Tim Timanus
Chief Executive Officer
Thank you, Dave. Nonperforming assets at quarter end June 30, ‘09 totaled $19,587,000 or 0.57% of loans and other real estate. This is compared to $12,525,000 or 0.36% at March 31, ‘09. This represents a 56% increase in nonperforming assets. The June 30, ‘09 nonperforming asset total consisted of $8,143,000 in loans, $343,000 in repossessed assets and $11,101,000 in other real estate.

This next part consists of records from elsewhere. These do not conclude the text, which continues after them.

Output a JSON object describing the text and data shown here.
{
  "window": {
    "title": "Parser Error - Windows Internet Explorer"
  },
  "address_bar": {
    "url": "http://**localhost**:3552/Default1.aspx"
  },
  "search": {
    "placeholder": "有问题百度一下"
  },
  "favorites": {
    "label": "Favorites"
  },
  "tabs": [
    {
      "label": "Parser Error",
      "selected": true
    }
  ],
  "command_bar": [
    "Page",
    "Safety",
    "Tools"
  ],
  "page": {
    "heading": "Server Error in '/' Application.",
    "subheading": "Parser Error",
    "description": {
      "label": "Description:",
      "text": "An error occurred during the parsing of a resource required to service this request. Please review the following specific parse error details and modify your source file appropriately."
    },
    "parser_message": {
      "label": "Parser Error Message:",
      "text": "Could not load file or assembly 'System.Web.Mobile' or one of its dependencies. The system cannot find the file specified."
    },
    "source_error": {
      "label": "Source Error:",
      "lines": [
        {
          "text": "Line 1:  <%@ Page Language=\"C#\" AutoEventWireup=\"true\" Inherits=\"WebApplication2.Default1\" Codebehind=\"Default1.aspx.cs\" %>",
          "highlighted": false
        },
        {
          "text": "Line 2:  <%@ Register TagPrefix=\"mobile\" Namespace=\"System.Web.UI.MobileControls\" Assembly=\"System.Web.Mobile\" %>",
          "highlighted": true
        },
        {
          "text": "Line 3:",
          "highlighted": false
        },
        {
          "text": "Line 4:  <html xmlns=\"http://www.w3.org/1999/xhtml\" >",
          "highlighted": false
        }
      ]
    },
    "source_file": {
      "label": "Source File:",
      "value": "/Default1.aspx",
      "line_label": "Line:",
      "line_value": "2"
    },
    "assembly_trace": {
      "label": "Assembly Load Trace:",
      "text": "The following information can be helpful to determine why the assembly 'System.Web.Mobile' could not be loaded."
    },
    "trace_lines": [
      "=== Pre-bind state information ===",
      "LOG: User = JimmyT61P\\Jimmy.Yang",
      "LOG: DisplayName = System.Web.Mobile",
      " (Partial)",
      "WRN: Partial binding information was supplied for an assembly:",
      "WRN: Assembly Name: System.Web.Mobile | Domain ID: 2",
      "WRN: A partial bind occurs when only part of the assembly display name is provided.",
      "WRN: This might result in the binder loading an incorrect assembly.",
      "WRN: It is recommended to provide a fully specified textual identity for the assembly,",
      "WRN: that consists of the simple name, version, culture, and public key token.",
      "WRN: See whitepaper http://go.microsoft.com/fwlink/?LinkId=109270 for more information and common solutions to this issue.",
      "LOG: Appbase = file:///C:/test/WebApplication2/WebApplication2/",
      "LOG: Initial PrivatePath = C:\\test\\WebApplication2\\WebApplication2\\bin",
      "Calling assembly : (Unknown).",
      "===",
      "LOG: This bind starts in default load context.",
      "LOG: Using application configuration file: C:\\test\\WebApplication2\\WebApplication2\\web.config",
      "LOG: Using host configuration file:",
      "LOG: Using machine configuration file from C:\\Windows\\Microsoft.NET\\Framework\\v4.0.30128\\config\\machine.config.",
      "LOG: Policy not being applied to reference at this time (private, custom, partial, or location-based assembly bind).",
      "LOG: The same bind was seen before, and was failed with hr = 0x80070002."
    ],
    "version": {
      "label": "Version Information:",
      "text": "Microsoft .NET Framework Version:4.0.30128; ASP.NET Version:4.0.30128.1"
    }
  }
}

Approximately $2,900,000 or 15% of the June 30, ‘09 nonperforming asset total are at this time under contract for sale, but there can be no assurance that any of these contracts will close. Net charge-offs for the three months ended June 30, ‘09 were $3,526,000 compared to net charge-offs of $3,857,000 for the three months ended March 31, 2009. This represents a 9% decrease. $6,900,000 was added to the allowance for credit losses during the quarter ended June 30, ‘09 compared to $6,125,000 for the quarter ended March 31, ‘09. The average monthly new loan production for the quarter ended June 30, ‘09 was $76 million, compared to $64 million for the second quarter ended March 31, ‘09. Loans outstanding at June 30, ‘09 were $3.451 million compared to $3.501 million at March 31 ‘09. The June 30 ‘09 loan total is made up of 41% fixed rate loans, 27% floating rate loans and 32% at variable rates that reset at specific times. I will now turn it over to Dan Rollins.